The other night I was walking to dinner in the old medina and passed a man reciting the call to prayer into a walkie talkie. It must have been connected to a nearby loudspeaker because several seconds later his voice echoed over the entire neighborhood. But the commitment to prayer isn’t as strict as I expected. I have been in a taxi several times when the call to prayer has come over the radio, and the driver just recites it to himself in a whisper while driving. At the apartment, our host mother doesn’t even turn off the TV during evening prayer. She’ll cover herself in a simple white shawl and go to the next room for two minutes then come back and continue watching Turkish soap operas.

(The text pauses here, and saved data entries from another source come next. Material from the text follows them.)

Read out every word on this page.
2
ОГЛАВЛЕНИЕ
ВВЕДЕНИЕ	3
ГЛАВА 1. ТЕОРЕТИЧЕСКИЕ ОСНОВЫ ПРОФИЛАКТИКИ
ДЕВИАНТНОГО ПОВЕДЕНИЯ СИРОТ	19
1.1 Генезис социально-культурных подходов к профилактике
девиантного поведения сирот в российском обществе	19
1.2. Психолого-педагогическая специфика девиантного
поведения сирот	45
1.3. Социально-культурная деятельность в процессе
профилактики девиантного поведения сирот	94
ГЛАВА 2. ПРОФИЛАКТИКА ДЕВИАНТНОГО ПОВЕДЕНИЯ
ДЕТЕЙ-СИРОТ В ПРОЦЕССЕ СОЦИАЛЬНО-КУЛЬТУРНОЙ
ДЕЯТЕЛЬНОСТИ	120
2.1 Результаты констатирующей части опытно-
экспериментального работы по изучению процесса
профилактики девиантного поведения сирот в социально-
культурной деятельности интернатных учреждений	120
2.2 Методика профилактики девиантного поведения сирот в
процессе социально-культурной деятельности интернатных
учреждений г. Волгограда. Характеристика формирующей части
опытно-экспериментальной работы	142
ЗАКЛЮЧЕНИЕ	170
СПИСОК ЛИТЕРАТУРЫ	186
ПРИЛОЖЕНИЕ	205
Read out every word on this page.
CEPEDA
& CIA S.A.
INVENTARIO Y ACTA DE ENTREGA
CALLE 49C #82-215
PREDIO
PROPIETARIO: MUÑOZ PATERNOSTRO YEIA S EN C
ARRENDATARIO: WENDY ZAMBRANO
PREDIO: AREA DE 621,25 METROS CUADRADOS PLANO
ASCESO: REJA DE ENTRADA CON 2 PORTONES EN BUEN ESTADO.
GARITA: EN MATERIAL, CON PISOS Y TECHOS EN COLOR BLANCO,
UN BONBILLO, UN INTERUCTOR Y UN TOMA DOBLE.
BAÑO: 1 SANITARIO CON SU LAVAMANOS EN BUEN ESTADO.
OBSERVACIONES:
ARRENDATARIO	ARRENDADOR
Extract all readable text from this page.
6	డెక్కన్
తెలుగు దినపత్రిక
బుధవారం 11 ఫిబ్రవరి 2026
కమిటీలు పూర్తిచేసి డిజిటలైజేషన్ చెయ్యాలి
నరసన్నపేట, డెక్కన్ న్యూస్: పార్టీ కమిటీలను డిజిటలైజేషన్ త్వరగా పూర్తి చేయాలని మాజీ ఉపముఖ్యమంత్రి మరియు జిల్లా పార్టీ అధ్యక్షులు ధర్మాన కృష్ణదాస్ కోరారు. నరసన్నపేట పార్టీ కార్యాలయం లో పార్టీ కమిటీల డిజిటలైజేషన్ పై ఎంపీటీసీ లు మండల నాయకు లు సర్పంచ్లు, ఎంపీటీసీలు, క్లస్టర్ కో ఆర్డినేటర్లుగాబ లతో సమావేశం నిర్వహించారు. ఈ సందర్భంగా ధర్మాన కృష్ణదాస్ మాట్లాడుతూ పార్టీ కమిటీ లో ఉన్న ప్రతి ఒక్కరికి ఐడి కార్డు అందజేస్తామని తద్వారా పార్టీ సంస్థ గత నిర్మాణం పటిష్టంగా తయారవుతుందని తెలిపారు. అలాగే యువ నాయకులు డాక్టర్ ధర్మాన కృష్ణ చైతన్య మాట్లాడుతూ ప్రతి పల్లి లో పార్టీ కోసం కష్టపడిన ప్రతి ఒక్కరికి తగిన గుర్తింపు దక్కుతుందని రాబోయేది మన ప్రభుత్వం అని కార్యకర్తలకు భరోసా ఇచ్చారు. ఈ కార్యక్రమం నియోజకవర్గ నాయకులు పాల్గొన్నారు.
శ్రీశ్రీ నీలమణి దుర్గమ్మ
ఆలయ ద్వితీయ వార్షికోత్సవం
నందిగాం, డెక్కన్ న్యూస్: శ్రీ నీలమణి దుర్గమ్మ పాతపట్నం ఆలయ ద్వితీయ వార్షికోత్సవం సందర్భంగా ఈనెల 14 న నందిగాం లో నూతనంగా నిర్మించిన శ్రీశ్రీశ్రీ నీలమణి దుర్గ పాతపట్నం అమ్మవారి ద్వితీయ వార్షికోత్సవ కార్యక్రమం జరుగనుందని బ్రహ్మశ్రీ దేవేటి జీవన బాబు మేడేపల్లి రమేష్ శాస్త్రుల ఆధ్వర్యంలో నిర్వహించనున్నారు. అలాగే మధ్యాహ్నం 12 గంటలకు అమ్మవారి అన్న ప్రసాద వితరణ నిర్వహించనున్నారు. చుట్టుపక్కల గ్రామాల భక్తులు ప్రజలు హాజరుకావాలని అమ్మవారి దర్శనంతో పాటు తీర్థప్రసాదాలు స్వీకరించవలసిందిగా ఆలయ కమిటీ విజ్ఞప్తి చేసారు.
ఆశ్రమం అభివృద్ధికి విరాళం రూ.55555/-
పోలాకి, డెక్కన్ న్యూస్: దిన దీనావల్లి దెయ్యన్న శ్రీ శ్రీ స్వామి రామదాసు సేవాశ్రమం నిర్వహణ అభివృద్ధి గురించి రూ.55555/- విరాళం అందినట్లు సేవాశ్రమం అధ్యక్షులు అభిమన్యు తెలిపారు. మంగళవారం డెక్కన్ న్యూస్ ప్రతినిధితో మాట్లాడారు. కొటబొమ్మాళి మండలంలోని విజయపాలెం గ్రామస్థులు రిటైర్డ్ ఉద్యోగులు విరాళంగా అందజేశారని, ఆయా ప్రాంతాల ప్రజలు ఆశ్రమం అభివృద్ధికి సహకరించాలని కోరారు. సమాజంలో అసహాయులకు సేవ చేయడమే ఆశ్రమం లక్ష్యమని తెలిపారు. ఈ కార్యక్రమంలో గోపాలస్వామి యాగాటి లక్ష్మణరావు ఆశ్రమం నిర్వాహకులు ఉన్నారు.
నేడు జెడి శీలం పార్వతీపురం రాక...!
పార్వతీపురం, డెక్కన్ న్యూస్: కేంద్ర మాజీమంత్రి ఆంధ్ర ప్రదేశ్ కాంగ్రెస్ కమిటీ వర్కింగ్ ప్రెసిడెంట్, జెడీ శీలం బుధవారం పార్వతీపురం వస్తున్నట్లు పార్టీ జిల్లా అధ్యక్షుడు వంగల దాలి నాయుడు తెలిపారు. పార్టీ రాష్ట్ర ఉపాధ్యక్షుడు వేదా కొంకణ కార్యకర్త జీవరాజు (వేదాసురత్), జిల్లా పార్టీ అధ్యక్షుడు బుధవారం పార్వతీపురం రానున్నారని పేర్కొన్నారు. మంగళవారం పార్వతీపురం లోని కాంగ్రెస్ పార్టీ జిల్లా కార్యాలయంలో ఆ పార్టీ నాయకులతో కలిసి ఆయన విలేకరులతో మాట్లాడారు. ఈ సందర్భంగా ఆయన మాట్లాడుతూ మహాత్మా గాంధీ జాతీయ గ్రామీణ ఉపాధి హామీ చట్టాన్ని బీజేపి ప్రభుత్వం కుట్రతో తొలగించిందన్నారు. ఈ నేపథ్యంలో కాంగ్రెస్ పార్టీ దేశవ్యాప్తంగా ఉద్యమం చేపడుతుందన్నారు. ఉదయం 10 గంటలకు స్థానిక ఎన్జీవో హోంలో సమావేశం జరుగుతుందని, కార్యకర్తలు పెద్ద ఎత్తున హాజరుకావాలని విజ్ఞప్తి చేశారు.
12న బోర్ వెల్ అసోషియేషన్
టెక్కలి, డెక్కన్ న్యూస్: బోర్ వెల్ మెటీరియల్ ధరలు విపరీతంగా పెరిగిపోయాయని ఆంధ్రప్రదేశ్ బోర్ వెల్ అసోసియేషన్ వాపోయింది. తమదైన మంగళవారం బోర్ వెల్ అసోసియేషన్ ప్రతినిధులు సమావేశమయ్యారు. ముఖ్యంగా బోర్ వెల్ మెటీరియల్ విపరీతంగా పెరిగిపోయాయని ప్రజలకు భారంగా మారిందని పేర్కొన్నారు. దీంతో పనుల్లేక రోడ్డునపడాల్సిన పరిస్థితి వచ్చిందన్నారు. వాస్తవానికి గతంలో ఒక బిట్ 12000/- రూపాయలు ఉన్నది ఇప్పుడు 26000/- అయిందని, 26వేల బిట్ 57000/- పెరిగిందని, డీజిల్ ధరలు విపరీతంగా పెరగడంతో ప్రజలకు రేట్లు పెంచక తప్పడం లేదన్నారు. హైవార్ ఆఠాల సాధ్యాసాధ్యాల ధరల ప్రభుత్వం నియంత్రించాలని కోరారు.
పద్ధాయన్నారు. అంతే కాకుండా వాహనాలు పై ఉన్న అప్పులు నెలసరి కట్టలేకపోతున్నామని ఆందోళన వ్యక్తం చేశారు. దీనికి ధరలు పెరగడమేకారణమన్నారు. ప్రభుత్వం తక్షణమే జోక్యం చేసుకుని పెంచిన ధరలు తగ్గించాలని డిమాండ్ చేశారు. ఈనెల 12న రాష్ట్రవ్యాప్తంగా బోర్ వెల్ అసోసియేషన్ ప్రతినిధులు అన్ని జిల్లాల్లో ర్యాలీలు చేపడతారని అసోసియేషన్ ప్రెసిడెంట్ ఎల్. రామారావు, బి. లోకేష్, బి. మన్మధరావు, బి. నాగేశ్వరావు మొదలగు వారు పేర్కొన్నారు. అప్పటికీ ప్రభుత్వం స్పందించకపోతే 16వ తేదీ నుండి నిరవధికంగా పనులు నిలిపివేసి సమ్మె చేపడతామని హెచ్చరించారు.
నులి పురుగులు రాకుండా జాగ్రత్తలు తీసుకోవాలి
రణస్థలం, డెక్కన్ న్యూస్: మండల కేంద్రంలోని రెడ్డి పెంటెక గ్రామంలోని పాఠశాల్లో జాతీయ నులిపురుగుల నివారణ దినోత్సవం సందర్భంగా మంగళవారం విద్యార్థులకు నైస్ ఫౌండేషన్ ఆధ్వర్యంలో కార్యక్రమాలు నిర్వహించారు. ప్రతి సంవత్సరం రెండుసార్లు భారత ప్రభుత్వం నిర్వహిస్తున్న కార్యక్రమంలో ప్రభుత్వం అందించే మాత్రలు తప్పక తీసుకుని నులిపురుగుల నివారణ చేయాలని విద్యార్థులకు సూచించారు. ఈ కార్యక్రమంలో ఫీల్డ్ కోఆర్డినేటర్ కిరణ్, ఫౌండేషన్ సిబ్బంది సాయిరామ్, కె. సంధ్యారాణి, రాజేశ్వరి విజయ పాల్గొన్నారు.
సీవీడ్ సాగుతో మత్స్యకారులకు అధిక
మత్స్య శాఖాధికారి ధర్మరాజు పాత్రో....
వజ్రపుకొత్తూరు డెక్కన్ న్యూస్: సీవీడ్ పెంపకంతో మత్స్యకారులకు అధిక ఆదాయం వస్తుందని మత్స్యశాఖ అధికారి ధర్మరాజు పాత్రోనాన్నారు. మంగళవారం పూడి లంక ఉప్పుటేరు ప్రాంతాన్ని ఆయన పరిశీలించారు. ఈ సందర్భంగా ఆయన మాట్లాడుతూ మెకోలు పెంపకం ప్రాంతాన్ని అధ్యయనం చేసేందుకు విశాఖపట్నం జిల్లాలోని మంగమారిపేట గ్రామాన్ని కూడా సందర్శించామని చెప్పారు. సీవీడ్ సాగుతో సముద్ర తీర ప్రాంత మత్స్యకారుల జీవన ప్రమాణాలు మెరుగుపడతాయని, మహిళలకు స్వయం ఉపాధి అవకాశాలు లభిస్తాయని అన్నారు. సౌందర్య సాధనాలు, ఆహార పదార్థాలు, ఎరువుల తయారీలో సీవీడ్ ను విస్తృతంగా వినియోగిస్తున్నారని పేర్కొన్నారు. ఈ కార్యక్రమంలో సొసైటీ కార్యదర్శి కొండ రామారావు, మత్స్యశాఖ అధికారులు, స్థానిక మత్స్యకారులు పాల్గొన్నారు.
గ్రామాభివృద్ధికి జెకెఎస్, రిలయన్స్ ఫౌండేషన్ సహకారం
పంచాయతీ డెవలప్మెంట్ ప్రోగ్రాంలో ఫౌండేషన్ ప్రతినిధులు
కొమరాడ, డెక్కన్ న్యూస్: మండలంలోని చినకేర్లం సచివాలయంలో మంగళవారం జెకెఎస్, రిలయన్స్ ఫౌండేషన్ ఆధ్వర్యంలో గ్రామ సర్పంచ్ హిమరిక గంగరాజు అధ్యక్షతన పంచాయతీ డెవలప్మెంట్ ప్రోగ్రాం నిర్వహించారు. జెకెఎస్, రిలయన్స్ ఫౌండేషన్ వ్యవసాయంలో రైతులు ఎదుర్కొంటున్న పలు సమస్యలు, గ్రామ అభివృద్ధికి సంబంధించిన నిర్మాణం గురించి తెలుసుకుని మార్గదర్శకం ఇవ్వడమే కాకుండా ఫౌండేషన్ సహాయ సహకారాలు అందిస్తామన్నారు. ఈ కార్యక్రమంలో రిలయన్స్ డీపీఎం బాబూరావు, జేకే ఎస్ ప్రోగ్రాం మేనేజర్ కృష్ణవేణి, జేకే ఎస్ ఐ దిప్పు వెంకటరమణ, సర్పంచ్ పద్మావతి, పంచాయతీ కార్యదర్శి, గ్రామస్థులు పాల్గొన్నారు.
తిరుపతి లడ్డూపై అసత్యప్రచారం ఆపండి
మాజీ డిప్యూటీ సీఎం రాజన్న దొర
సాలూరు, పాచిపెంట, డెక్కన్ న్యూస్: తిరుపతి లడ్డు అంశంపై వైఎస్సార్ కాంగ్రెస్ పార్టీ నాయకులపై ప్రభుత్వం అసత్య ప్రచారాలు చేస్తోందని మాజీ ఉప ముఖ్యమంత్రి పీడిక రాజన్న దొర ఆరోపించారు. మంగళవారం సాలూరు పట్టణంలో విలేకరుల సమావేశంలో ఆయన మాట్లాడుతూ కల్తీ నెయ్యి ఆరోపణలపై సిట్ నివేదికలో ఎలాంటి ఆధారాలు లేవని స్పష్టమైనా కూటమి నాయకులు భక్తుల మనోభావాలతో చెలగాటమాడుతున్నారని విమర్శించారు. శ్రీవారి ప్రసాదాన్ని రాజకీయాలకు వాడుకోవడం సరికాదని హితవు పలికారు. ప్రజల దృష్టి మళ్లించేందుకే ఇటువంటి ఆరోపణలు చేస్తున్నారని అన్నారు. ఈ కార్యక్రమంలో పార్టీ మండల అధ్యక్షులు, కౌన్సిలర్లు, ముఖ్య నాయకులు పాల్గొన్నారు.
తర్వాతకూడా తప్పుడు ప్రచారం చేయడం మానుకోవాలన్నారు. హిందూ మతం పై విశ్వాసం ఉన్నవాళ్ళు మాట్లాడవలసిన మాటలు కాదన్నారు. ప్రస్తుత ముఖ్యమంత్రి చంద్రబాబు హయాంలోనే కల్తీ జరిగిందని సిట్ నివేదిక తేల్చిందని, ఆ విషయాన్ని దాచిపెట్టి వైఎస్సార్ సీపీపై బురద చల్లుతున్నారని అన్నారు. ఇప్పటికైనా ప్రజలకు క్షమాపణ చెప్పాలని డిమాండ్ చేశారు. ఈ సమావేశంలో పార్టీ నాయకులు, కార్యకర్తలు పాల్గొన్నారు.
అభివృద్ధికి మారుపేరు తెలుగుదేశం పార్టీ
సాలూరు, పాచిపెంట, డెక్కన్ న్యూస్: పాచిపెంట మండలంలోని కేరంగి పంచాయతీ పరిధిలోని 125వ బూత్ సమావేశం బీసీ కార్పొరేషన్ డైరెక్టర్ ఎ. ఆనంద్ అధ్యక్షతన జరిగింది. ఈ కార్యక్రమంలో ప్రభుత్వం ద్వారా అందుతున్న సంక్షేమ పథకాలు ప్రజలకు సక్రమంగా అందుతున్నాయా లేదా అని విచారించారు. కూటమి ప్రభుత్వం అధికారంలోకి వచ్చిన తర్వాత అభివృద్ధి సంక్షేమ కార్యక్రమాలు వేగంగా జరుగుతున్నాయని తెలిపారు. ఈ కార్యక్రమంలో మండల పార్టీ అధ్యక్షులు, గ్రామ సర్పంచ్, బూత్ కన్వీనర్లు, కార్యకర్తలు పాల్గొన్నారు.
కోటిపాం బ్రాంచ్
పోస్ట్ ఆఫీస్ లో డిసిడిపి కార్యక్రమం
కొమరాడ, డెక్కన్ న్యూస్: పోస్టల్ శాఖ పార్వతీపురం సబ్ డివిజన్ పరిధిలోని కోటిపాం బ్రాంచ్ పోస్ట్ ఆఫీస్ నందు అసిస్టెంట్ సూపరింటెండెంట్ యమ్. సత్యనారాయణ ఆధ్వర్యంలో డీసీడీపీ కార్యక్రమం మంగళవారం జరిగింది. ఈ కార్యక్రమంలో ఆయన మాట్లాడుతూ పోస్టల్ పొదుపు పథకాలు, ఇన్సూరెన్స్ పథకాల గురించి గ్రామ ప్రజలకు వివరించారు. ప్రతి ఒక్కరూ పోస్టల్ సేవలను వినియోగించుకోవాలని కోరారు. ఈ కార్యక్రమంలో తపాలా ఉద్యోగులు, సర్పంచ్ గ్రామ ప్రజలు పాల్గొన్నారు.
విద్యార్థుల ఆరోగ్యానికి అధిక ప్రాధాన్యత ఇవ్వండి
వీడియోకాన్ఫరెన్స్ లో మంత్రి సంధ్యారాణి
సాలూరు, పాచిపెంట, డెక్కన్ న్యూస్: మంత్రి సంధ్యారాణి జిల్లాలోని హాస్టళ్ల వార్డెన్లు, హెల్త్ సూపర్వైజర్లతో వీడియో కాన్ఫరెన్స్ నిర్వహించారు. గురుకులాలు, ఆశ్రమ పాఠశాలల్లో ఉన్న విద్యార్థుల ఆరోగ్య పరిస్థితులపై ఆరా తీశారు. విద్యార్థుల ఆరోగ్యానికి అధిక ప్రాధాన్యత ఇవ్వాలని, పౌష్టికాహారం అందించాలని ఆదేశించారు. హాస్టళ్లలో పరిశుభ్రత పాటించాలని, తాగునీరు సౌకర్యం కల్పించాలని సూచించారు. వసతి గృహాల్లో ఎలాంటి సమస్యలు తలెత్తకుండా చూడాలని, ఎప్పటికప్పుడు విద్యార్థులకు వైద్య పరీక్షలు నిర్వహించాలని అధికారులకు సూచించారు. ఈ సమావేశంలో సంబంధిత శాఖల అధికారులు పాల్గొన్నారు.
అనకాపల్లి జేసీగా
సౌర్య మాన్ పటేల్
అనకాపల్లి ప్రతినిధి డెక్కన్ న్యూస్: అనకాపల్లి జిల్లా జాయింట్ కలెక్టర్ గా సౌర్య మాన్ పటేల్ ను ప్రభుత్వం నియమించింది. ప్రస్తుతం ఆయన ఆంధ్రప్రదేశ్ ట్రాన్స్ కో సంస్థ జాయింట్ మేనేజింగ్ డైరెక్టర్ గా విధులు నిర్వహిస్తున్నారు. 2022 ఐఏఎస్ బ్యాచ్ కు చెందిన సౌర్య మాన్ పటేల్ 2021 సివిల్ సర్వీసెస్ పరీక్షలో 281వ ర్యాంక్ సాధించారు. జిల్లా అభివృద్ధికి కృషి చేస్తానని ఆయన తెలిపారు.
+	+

About a third of the women I have seen in downtown Rabat do not wear a hijab and choose to dress in more European styles. Similarly, plenty of Moroccans smoke cigarettes and drink alcohol, but you won’t find wine or beer at most restaurants. To keep these observations in prespective, I remind myself that the behavior and customs in the prosperous neighborhood of Agdal are not representative of the country at large, or even the entire city of Rabat. For example, in the older neighborhood of L’Ocean I have not encountered nearly as many women as in Agdal, and those that I have passed were in more traditional styles of dress with long sleeves and head scarves.